The deadline for submitting the final project was specified in class. I will do my best to grade all projects before classes start in April.
I want to talk to everyone about their project idea before the end of the semester. In order to use our discussion time efficiently, I'd like to prepare a bit. Thus, everyone should please send me a project sketch in advance. Use the link to the Google Form that you were given in class.
Your project sketch should be roughly half a page to a page in length. Please include information on the following points:
- What is the problem you want to solve? Why is it interesting? How is it related to the topics and methods of this class?
- What algorithms and datasets do you plan to use? Will you implement the algorithms or train the mdoels yourself, or will you use off-the-shelf components? Are the datasets available in the form that you need, or will you have to label or tag them yourself?
- What is the intended outcome of the project? What will we learn from it that we couldn't have predicted beforehand? How will you evaluate the quality of your solution?

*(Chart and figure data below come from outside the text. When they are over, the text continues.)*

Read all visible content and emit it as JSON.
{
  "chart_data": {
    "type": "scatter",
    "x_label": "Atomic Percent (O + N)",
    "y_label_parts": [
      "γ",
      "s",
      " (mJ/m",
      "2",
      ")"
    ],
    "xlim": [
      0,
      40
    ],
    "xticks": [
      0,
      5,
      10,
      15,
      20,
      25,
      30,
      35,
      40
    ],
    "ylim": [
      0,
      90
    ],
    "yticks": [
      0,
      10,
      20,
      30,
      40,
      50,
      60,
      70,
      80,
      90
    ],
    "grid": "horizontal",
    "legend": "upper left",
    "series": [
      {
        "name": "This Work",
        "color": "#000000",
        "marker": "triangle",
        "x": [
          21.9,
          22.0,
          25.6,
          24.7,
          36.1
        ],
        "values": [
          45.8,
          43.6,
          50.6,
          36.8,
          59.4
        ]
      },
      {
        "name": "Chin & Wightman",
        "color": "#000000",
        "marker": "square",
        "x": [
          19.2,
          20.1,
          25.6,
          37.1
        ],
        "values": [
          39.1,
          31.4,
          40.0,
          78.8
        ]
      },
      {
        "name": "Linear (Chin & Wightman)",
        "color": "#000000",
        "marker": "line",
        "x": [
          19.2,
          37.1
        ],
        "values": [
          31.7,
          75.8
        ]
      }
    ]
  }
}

- Done is better than perfect. As you plan your work, make sure that you build and evaluate a simple baseline system first, so you have all the parts in place. You can then build out from the baseline implementation to include interesting ideas. This will help you structure your work and also give you something to submit in case something goes wrong later. It is much better to submit an imperfect, but working solution than to aim for a complicated solution that you can't get done in time.

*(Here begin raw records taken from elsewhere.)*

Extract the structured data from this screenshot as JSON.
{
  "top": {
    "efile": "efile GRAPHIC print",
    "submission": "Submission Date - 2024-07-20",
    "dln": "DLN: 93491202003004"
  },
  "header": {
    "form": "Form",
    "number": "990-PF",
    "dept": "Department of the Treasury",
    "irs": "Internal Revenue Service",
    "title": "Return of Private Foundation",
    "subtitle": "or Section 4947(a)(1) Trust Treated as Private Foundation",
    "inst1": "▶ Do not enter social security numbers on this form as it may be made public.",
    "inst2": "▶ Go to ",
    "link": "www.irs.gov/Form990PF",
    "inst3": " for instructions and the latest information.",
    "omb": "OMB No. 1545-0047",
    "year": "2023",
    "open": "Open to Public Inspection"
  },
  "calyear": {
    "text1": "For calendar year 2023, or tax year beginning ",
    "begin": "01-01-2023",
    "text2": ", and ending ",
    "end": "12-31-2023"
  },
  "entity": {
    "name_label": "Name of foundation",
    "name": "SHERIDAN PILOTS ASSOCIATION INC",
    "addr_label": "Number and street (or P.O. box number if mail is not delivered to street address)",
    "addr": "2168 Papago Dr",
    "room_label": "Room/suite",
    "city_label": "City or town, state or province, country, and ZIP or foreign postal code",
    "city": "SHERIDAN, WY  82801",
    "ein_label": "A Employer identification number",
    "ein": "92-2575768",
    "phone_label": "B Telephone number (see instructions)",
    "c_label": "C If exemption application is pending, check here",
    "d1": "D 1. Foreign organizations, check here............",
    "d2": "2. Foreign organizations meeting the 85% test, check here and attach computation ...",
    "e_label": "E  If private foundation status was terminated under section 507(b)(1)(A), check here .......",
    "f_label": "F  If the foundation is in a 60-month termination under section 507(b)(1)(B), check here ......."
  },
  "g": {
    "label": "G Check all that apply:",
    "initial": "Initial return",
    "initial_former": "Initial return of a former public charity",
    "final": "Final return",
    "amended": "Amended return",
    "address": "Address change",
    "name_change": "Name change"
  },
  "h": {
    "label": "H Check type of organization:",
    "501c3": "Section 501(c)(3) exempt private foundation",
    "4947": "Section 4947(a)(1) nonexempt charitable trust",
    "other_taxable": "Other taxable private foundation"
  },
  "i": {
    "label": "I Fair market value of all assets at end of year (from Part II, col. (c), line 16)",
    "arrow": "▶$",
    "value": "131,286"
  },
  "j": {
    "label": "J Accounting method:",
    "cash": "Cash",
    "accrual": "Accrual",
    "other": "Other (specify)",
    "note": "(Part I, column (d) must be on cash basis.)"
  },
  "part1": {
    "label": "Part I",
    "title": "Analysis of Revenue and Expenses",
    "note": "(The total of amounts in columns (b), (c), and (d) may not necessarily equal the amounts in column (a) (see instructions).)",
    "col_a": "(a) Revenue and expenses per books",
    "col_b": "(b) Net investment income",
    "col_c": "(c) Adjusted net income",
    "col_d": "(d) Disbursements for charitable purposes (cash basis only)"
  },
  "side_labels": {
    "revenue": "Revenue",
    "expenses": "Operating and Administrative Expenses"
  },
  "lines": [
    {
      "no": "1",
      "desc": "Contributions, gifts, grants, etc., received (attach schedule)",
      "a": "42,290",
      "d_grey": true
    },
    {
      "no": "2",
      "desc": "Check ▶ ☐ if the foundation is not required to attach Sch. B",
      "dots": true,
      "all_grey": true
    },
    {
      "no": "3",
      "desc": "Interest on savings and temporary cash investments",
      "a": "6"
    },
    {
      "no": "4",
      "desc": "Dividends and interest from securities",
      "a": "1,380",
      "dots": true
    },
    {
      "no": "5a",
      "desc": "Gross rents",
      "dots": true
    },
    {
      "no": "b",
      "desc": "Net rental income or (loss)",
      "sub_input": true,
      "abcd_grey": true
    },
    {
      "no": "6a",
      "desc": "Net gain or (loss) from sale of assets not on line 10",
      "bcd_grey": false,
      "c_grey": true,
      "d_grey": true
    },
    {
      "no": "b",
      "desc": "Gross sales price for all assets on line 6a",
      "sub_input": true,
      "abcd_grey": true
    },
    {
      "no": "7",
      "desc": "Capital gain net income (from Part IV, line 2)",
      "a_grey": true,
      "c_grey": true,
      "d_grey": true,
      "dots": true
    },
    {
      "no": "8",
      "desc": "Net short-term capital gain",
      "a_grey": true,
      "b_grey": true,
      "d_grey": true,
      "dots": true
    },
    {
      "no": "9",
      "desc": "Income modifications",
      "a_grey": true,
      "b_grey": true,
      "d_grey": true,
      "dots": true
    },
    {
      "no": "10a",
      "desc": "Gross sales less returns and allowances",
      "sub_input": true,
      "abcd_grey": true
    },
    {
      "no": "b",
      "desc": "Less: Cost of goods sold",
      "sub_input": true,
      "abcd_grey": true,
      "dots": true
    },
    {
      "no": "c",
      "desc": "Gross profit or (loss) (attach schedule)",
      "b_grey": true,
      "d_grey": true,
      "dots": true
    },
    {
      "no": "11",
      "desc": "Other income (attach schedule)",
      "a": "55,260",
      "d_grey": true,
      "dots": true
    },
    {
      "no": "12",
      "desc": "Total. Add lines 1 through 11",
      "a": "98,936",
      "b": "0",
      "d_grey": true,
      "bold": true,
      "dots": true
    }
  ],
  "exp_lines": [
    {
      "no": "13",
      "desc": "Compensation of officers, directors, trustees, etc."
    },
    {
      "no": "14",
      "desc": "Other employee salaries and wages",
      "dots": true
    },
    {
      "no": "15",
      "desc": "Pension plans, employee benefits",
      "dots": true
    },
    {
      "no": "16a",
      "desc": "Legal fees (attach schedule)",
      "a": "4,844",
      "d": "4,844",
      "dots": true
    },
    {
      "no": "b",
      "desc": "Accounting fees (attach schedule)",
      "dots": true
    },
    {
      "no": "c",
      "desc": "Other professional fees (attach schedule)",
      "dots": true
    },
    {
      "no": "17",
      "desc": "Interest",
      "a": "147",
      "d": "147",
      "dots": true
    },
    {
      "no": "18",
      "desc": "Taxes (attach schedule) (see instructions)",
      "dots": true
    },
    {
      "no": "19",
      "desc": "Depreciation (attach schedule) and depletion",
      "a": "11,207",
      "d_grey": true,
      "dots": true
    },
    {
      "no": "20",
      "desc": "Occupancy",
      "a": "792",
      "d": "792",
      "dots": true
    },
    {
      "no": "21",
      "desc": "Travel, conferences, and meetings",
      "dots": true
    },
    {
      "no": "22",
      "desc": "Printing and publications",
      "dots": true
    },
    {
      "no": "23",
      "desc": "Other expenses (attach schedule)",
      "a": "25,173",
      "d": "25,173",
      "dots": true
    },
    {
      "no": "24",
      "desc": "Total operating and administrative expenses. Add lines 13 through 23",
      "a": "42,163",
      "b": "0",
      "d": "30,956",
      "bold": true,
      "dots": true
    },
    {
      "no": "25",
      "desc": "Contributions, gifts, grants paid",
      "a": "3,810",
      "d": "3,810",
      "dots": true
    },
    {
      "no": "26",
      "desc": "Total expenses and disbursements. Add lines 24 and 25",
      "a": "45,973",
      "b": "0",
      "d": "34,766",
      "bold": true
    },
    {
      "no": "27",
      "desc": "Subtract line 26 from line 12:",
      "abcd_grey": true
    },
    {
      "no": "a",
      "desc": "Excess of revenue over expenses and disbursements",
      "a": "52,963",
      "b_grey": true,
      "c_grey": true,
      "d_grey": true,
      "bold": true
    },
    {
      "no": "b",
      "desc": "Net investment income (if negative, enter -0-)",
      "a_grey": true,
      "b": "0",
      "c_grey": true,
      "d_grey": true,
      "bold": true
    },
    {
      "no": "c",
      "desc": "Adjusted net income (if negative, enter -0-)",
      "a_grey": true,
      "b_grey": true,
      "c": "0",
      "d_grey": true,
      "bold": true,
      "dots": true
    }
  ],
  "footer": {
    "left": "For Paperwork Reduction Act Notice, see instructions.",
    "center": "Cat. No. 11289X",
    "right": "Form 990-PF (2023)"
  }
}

- That said, I will evaluate the creativity of your project and your solution. All else being equal, you will get a better grade for a project that required you to make design choices of your own (modeling, preprocessing, etc.) than for one where you only reimplement someone else’s ideas.
- It is okay to use off-the-shelf tools and resources in the final projects, as long as there is sufficient technical substance in what you did yourself. Using off-the-shelf resources can be a great way to be able to focus on (and finish) the interesting part of your project, or to get started quickly even if you later replace the off-the-shelf resource with one of your own making.

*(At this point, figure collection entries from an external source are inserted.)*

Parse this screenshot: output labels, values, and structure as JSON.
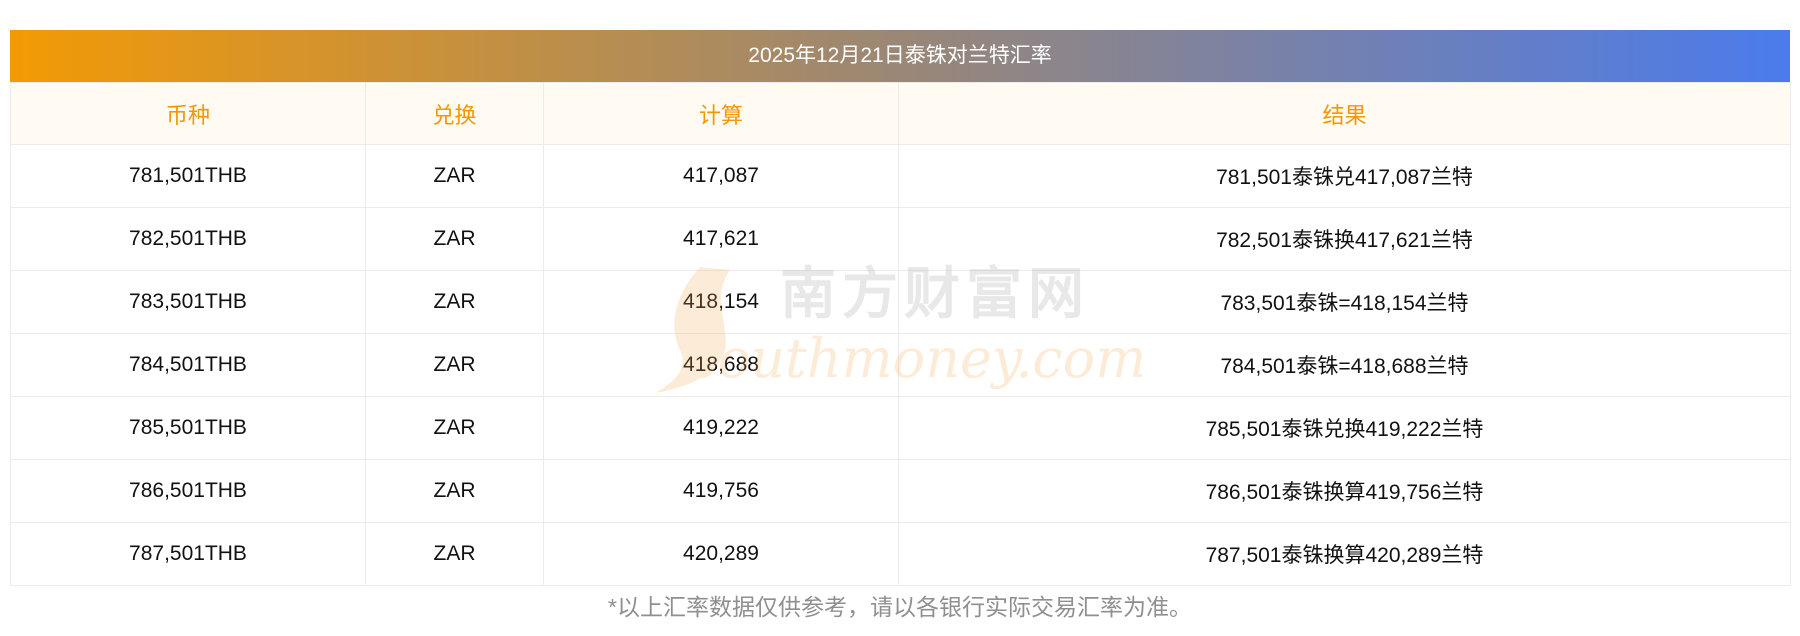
{
  "title": "2025年12月21日泰铢对兰特汇率",
  "columns": [
    "币种",
    "兑换",
    "计算",
    "结果"
  ],
  "rows": [
    {
      "currency": "781,501THB",
      "exchange": "ZAR",
      "calc": "417,087",
      "result": "781,501泰铢兑417,087兰特"
    },
    {
      "currency": "782,501THB",
      "exchange": "ZAR",
      "calc": "417,621",
      "result": "782,501泰铢换417,621兰特"
    },
    {
      "currency": "783,501THB",
      "exchange": "ZAR",
      "calc": "418,154",
      "result": "783,501泰铢=418,154兰特"
    },
    {
      "currency": "784,501THB",
      "exchange": "ZAR",
      "calc": "418,688",
      "result": "784,501泰铢=418,688兰特"
    },
    {
      "currency": "785,501THB",
      "exchange": "ZAR",
      "calc": "419,222",
      "result": "785,501泰铢兑换419,222兰特"
    },
    {
      "currency": "786,501THB",
      "exchange": "ZAR",
      "calc": "419,756",
      "result": "786,501泰铢换算419,756兰特"
    },
    {
      "currency": "787,501THB",
      "exchange": "ZAR",
      "calc": "420,289",
      "result": "787,501泰铢换算420,289兰特"
    }
  ],
  "watermark": {
    "cn": "南方财富网",
    "en": "southmoney.com"
  },
  "footer": "*以上汇率数据仅供参考，请以各银行实际交易汇率为准。",
  "colors": {
    "header_text": "#f39800",
    "title_gradient_start": "#f39a05",
    "title_gradient_end": "#4b7bec",
    "watermark": "#f6c27a"
  }
}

- Write the project report with the intention of explaining your work to a fellow student who has successfully attended this class. You can assume as known anything we talked about in class. At the same time, make sure you explain what task you are solving and why it is interesting, and explain how you are solving it so your fellow student can understand the core idea. Evaluate your system, discuss to what extent you have solved the task, and maybe speculate on ways in which your system could be improved. You can talk about related work if you find it useful, but I don't expect a comprehensive literature review here. A typical project report that achieves this will typically have 5-10 pages. Please don't make them much longer - I have to read a lot of them.
- I won't be able to give you further feedback on your project or answer questions after we discuss it in the final week of the semester. However, feel free to talk to each other to brainstorm or work through difficult bits - just make sure that your programming and writing is fully your own.